Of course, when I think of the Kennedy legacy, I think of all these things. But I also reflect on all the family has done to advance the standing of people with intellectual disabilities. As is so often the case among people who take up causes, the Kennedys had personal experience with disabilities. John’s oldest sister Rosemary had a disability of some kind – the family always said it was an intellectual limitation. There is some debate about that diagnosis; nevertheless, Rosemary was the impetus for the family’s activism in the field of disabilities.

The Kennedys as activists

Rosemary’s younger sister Eunice prevailed upon John, when he became president, to establish the first President’s Committee on Mental Retardation. During his administration, he was the first president in history to welcome a person with an intellectual disability into the White House.

Later, Eunice and her husband Sargent Shriver founded the Special Olympics, providing athletic competitions worldwide for people with intellectual disabilities. Today, millions of athletes participate in sporting events in 170 countries.

The Shrivers’ son Anthony Kennedy Shriver built on their legacy by founding and building Best Buddies, an organization dedicated to creating one-to-one relationships and employment opportunities for people with intellectual disabilities.
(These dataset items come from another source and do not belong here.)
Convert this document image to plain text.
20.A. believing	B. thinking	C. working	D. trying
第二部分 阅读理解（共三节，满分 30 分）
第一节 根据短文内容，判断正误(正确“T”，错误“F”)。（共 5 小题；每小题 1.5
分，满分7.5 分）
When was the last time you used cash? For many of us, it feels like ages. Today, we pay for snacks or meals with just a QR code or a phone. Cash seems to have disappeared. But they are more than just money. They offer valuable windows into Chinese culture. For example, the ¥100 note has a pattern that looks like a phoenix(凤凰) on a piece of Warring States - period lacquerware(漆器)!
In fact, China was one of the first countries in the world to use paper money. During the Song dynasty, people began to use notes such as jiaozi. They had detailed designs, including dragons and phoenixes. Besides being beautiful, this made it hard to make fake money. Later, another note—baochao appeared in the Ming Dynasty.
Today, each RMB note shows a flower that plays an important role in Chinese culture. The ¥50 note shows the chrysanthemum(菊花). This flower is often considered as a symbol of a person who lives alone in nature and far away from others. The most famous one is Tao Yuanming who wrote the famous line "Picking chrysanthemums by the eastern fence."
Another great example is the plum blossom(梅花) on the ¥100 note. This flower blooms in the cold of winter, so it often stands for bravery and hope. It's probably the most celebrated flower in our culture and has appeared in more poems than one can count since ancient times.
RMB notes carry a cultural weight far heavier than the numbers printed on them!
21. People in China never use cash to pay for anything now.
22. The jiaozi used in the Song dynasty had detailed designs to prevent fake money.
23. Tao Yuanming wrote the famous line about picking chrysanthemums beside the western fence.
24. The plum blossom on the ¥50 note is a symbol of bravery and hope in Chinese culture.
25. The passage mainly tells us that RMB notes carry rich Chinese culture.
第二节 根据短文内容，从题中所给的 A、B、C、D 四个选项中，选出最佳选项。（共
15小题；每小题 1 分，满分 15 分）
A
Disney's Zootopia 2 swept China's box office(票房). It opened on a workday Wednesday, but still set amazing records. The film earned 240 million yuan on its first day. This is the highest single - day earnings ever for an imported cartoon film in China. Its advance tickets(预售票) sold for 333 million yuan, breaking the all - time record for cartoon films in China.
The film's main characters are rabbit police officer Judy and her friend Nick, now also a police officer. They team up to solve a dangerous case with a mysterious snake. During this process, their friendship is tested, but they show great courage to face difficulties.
It is a volunteer organization, pairing college and high school students and adults with peers.

Best Buddies recognizes that people with intellectual disabilities are often excluded from society. By creating meaningful friendships, Best Buddies seeks to change public perceptions and to help people with intellectual disabilities live richer, more meaningful lives.

My dad was a Best Buddy

As I’ve mentioned in previous posts, decades ago, long before the founding of Best Buddies, my dad filled a similar role for his younger brother. He tried to include his disabled brother in neighborhood baseball games and he protected him from tormenters. Later in life, I became my uncle’s Best Buddy, taking him out for hamburgers and for rides in the park.

As I’ve learned in writing about my uncle, people with intellectual disabilities want the same things as everyone else – love, belonging, and a sense of purpose. I’m grateful there are organizations like the ones the Kennedys founded to help people with special needs find a place in this world.